Aujourd’hui encore d’ailleurs, l’accent est mis sur la famille et, selon le texte de la lettre de Paul, sur tout ce qui peut et doit assurer son unité heureuse et exemplaire. En fait, il s’agit ici d’une famille qui dépasse celle que définissent les seuls liens du sang, la famille qui rassemble tous ceux dans le cœur desquels « règne la paix du Christ à laquelle tous ont été appelés pour former en lui un seul corps ». Ici, chacun de nous et tous ensemble, nous constituons cette famille : nous sommes appelés à le reconnaître, à le vivre, à nous en réjouir et à en dire notre reconnaissance.

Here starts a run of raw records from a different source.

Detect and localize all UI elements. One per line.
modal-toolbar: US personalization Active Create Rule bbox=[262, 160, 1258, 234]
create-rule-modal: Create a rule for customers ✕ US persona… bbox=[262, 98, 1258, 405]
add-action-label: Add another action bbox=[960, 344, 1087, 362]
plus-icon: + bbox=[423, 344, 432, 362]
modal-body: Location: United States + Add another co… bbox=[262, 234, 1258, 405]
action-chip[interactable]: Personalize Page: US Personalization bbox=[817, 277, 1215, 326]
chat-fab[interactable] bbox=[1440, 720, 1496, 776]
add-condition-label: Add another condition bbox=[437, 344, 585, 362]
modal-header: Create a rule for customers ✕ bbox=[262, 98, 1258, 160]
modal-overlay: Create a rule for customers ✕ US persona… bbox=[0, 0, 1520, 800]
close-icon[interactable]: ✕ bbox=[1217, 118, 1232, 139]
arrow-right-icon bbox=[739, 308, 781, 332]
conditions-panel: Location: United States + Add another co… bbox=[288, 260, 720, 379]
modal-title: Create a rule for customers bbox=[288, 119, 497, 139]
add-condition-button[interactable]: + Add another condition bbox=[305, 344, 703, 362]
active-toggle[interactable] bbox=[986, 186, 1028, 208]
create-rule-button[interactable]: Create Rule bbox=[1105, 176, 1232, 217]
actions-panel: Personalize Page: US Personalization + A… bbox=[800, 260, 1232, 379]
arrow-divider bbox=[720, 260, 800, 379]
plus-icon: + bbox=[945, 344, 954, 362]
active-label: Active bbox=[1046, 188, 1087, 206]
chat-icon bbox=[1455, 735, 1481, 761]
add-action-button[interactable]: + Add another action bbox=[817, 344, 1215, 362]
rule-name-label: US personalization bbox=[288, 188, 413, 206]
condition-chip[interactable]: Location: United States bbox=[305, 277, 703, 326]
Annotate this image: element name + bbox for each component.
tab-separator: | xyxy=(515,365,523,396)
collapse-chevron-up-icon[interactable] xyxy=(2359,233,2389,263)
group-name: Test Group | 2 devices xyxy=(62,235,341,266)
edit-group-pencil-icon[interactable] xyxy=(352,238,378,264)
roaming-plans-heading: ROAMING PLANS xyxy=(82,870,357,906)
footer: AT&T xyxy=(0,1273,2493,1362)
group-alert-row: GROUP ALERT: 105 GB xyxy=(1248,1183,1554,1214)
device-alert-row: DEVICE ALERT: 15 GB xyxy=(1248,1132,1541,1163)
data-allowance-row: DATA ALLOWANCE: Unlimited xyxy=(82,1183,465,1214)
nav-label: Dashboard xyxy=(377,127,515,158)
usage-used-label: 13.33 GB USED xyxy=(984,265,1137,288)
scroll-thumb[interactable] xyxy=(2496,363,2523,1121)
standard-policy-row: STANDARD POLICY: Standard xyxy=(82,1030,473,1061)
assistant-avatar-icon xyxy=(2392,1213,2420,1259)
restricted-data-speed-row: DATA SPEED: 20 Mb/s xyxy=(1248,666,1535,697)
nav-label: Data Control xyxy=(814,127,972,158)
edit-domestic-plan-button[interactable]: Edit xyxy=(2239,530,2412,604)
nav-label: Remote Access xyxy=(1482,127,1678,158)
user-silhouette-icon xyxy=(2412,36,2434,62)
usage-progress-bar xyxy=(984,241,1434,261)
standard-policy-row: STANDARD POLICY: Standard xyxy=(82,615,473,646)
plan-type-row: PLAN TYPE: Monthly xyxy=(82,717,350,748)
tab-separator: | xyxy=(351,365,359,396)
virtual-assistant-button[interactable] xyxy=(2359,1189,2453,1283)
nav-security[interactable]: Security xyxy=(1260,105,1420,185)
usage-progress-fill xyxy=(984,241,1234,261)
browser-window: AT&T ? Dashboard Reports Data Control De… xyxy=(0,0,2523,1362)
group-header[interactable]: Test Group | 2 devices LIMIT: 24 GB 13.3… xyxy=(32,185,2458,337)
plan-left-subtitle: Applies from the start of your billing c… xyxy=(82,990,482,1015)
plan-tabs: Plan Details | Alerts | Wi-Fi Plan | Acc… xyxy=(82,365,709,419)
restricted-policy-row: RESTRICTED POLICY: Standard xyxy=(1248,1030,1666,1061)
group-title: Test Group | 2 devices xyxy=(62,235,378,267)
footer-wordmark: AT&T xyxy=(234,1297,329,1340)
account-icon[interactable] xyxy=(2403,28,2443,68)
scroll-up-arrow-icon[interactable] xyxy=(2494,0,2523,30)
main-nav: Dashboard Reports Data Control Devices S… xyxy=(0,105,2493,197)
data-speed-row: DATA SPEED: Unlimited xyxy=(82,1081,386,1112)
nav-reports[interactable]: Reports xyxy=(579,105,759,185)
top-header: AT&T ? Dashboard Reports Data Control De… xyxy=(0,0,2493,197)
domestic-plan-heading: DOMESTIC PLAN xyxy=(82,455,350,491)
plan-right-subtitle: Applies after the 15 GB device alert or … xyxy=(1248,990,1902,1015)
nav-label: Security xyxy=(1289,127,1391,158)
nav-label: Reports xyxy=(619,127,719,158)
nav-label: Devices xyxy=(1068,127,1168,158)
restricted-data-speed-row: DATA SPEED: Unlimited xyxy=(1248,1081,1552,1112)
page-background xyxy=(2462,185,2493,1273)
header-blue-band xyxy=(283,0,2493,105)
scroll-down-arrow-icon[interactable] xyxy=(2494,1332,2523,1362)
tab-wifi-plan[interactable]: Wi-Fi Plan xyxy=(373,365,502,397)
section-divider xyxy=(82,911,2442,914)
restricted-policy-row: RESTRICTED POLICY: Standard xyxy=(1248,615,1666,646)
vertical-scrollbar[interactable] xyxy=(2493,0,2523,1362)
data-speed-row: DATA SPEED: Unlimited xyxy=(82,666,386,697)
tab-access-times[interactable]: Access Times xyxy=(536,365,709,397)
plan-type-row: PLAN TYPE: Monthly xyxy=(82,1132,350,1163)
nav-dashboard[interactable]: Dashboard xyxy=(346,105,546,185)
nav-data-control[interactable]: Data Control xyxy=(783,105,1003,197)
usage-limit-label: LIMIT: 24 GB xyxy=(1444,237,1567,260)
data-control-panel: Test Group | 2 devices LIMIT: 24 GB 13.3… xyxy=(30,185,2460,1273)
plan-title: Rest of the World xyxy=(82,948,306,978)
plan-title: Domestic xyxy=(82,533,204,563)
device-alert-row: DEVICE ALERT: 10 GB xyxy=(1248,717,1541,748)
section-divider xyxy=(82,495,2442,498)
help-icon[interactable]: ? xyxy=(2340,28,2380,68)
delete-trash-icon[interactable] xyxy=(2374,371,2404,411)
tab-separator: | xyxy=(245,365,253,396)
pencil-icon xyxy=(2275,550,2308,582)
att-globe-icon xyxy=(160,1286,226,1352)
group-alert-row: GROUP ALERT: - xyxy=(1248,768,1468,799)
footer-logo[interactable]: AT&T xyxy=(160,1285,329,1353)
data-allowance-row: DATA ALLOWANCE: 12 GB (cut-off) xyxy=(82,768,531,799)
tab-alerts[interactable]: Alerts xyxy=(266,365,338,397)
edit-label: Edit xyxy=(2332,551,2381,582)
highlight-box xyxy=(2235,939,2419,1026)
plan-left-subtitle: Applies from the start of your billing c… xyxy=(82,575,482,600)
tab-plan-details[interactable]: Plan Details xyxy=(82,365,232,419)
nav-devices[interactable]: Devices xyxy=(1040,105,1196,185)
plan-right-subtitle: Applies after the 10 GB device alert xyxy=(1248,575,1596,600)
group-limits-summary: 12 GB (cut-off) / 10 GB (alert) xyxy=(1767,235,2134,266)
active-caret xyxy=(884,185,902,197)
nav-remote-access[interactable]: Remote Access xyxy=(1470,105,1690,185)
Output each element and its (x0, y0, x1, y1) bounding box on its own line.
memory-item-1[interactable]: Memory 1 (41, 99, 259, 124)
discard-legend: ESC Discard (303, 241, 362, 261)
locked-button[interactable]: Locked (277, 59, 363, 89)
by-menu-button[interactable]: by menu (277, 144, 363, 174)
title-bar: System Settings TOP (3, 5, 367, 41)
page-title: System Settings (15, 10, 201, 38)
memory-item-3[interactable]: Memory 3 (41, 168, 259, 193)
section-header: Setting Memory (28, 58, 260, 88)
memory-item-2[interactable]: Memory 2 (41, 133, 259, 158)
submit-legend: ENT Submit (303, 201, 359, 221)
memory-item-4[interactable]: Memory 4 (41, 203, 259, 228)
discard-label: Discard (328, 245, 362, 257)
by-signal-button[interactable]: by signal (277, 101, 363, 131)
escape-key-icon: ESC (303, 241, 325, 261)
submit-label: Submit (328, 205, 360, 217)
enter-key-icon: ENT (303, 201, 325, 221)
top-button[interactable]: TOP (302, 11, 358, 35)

Ce que je viens de dire peut paraître banal ou évident. Mais ce que nous célébrons ensemble en cette octave de la Nativité est bien moins évident. En effet, la Bonne Nouvelle nous annonce que cet Être invisible, inaccessible, en dehors de notre temps mais créateur du monde que nous connaissons ‘s’incarne’, c’est-à-dire devient homme et vit parmi nous. Il y a là quelque chose de tout à fait unique et profondément mystérieux que l’intelligence la plus subtile ne peut cerner et que nous ne pouvons recevoir que par la foi. Dieu qui se fait homme, qui vient parmi nous comme notre semblable, plutôt que de nous exhorter à nous élever vers lui, quand bien même nous n’en avons pas les moyens, voilà ce qui distingue le Christianisme de toute autre expression religieuse. Selon l’exclamation populaire : ‘ Il faut y croire !’ Mais ce n’est pas facile.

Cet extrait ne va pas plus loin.